It is a foolish thing to trust someone.
When you say you are going to ‘Trust someone” with something, then you are saying that you are going to take something that is important to you and give it to them (at least for a period of time). Why would you do that? Why would anyone believe in someone else’s ability to be good, loyal and unselfish for even a moment’s time? Are we naive to the fact that a person – any person – has the ability to take from us and keep for themselves?
I would consider myself a pretty trusting person. I can sit by strangers in the subway or on an airplane and not think a thing of them. I don’t question their morality. I don’t cautiously move around them as if they could hurt me at any moment. I just live a parallel life to their trusting that they will respect me as much as I am respecting them.
Am I wrong to not be more cautious? Shouldn’t I be leery of every stranger that comes within a 10 foot circle of me? I don’t know them – they could snap and take from me anything from my wallet to my life. Why do I trust the Starbucks girl to not take my credit card number at the drive thru window and after her shift go on a world wide web shopping spree? Why would I get in a yellow car with a perfect stranger and ask them to take me somewhere believing that they would actually do it? Why would I trust someone to prepare a meal for me in a kitchen I cannot see?
Trust.
Why do I give a lover my heart and trust she will respect it? Why do I trust my family to care for me when I can’t care for myself? Why do I divulge secrets to close friends trusting that they won’t use the information against me? Why do I give God my soul and trust him with my eternity?
Trust.
Trust is believing in someone enough to give them your most valuable possessions – tangible and intangible.
Do I trust God this much? Do I believe in him enough to give him my most valuable possession, my soul? I’d like to think so, but I am left to question this then practically; do I trust God with my security, satisfaction and salvation?
Trusting God with my security
I’ve spent countless hours in my life striving to create a sense of security in my life. Down to how I care for my body, to how padded my bank account is – I’ve worked hard to find stability in earthly things. There is a necessity to do this, but it is the motive with which it is done that we must be careful of. If I am doing things in my life for the purpose of having a more secure self-esteem I am failing with trusting God to provide me security.
If I really think about it, I trust God to provide for me better than I trust myself. If that is so, then why do I live so opposite?
Moses had to trust God with his security. God spoke to Him out of a burning bush asking him to march back into the last where he disappeared from and “steel” a bunch of the slaved away. Bold? Yes. Down right terrifying? Absolutely. Yet he looked to the great “I AM” to stand behind him as he stood before Pharoh. Talk about trusting God with your security.

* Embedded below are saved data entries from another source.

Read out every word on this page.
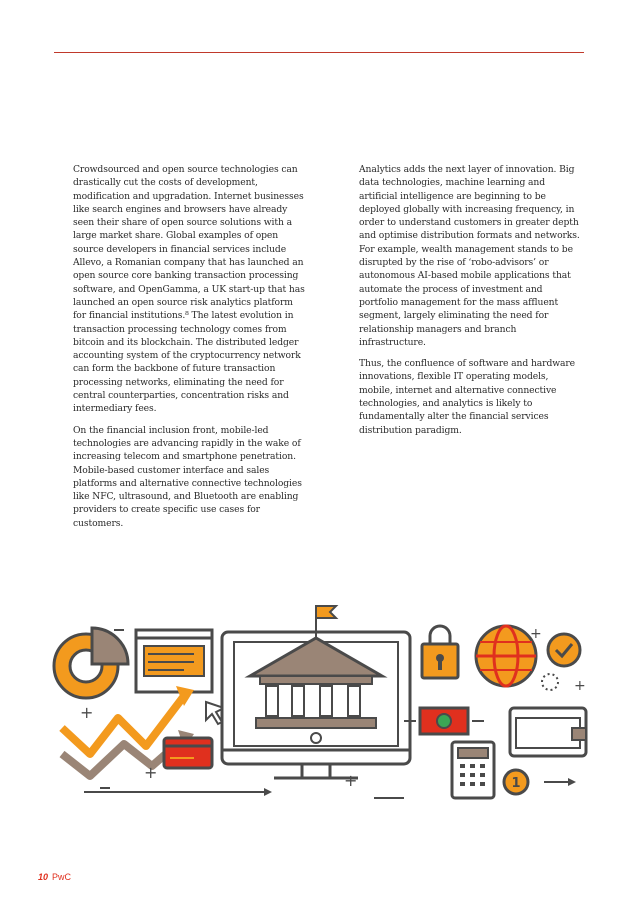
Crowdsourced and open source technologies can drastically cut the costs of development, modification and upgradation. Internet businesses like search engines and browsers have already seen their share of open source solutions with a large market share. Global examples of open source developers in financial services include Allevo, a Romanian company that has launched an open source core banking transaction processing software, and OpenGamma, a UK start-up that has launched an open source risk analytics platform for financial institutions.⁸ The latest evolution in transaction processing technology comes from bitcoin and its blockchain. The distributed ledger accounting system of the cryptocurrency network can form the backbone of future transaction processing networks, eliminating the need for central counterparties, concentration risks and intermediary fees.

On the financial inclusion front, mobile-led technologies are advancing rapidly in the wake of increasing telecom and smartphone penetration. Mobile-based customer interface and sales platforms and alternative connective technologies like NFC, ultrasound, and Bluetooth are enabling providers to create specific use cases for customers.

Analytics adds the next layer of innovation. Big data technologies, machine learning and artificial intelligence are beginning to be deployed globally with increasing frequency, in order to understand customers in greater depth and optimise distribution formats and networks. For example, wealth management stands to be disrupted by the rise of ‘robo-advisors’ or autonomous AI-based mobile applications that automate the process of investment and portfolio management for the mass affluent segment, largely eliminating the need for relationship managers and branch infrastructure.

Thus, the confluence of software and hardware innovations, flexible IT operating models, mobile, internet and alternative connective technologies, and analytics is likely to fundamentally alter the financial services distribution paradigm.

+
+	+
+
+
1
10 PwC
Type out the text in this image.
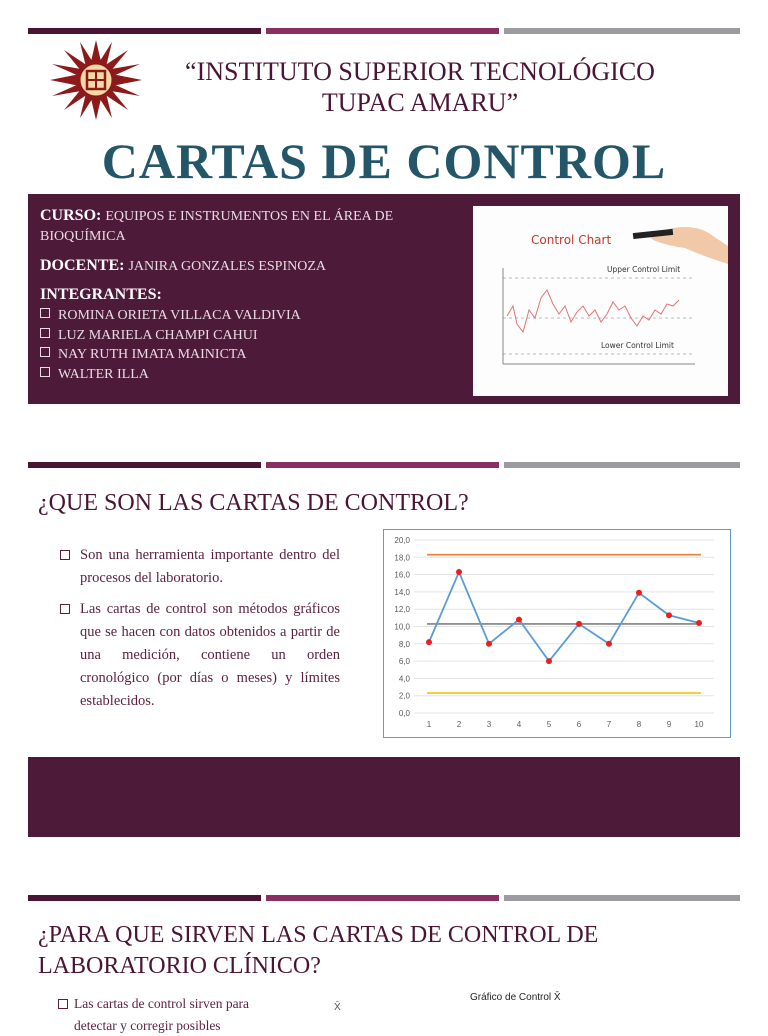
“INSTITUTO SUPERIOR TECNOLÓGICO
TUPAC AMARU”
CARTAS DE CONTROL
CURSO: EQUIPOS E INSTRUMENTOS EN EL ÁREA DE BIOQUÍMICA
DOCENTE: JANIRA GONZALES ESPINOZA
INTEGRANTES:
ROMINA ORIETA VILLACA VALDIVIA
LUZ MARIELA CHAMPI CAHUI
NAY RUTH IMATA MAINICTA
WALTER ILLA
Control Chart
Upper Control Limit
Lower Control Limit
¿QUE SON LAS CARTAS DE CONTROL?

Son una herramienta importante dentro del procesos del laboratorio.

Las cartas de control son métodos gráficos que se hacen con datos obtenidos a partir de una medición, contiene un orden cronológico (por días o meses) y límites establecidos.

0,0
2,0
4,0
6,0
8,0
10,0
12,0
14,0
16,0
18,0
20,0
1	2	3	4	5	6	7	8	9	10
¿PARA QUE SIRVEN LAS CARTAS DE CONTROL DE
LABORATORIO CLÍNICO?

Las cartas de control sirven para

detectar y corregir posibles
X̄
Gráfico de Control X̄
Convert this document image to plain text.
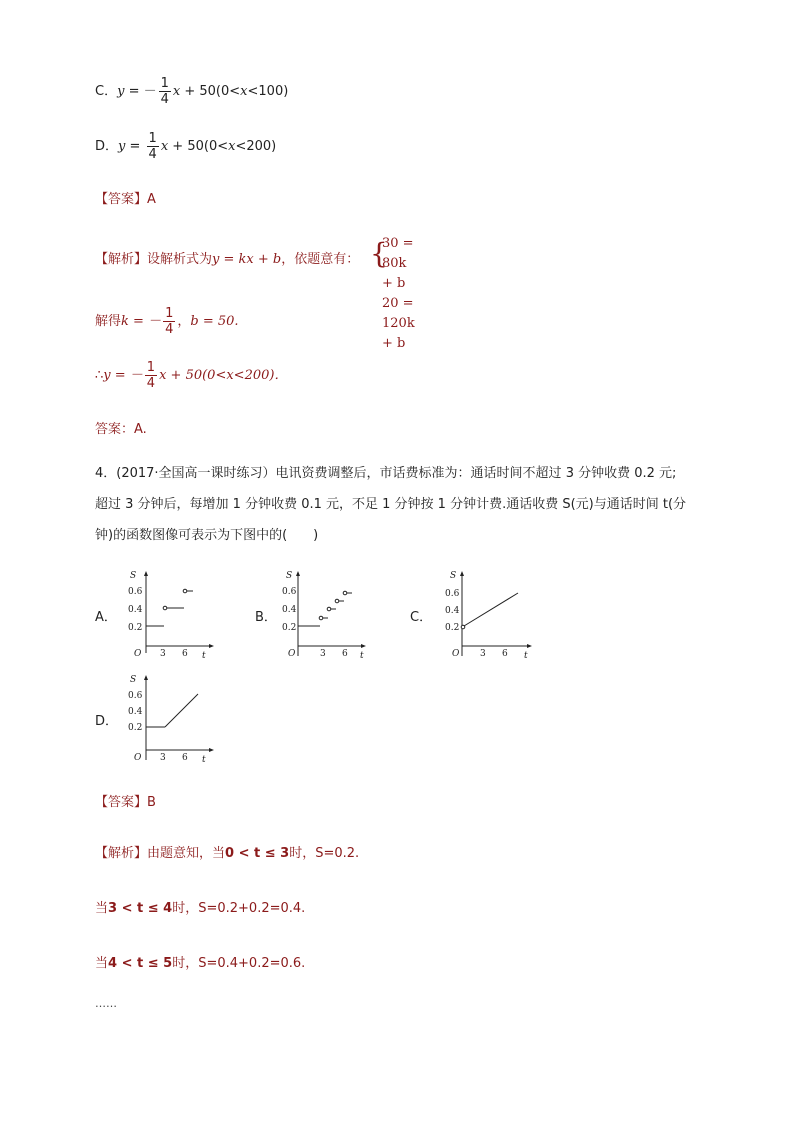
C．y = － $\frac{1}{4}$ x + 50(0<x<100)
D．$y = \frac{1}{4}$ x + 50(0<x<200)
【答案】A
【解析】设解析式为y = kx + b，依题意有： {
30 = 80k + b
20 = 120k + b
解得k = － $\frac{1}{4}$ ，b = 50.
∴y = － $\frac{1}{4}$ x + 50(0<x<200)．
答案：A.
4．(2017·全国高一课时练习）电讯资费调整后，市话费标准为：通话时间不超过 3 分钟收费 0.2 元;
超过 3 分钟后，每增加 1 分钟收费 0.1 元，不足 1 分钟按 1 分钟计费.通话收费 S(元)与通话时间 t(分
钟)的函数图像可表示为下图中的(　　)
A．	B．	C．
D．
S
0.6
0.4
0.2
O 3 6 t
S
0.6
0.4
0.2
O	3 6 t
S
0.6
0.4
0.2
O 3 6 t
S
0.6
0.4
0.2
O 3 6 t
【答案】B
【解析】由题意知，当0 < t ≤ 3时，S=0.2.
当3 < t ≤ 4时，S=0.2+0.2=0.4.
当4 < t ≤ 5时，S=0.4+0.2=0.6.
……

Trusting God with my Satisfaction
Sin is what we do when God is not enough for us. As a bunch of sin-hungry-little-pervs we go off and grab our sin and indulging in it as if there is nothing God could ever do to bring us that much satisfaction.
Do I really believe that God can’t suffice for me?
Trusting God with my satisfaction believes that God can meet my every need and desire. Yes, there are things that God has planted in me to desire and some of those thing are the same things He’s told me not to have yet (like sex) or have too much of (like food and money).
I must come to the place where I live God more than I love my sin. The habitual sin in my life has to stand up to the great God. When it measures up short (because it always will) then I must realize this and banish sin from my life. If I truly want more of God then I must desire less of sin.
Trusting God with my Salvation
When I was four I gave my life to Christ. Why then have I lived so many days since then as if I am not saved? Do I not believe it worked? Why has hypocrisy laced my life as long as I’ve lived?
Perhaps I have a small view of Christ and what He did for me. As David begged God; I must return to the joy of my salvation.
It may be foolish to trust someone, but it is not foolish to trust the One.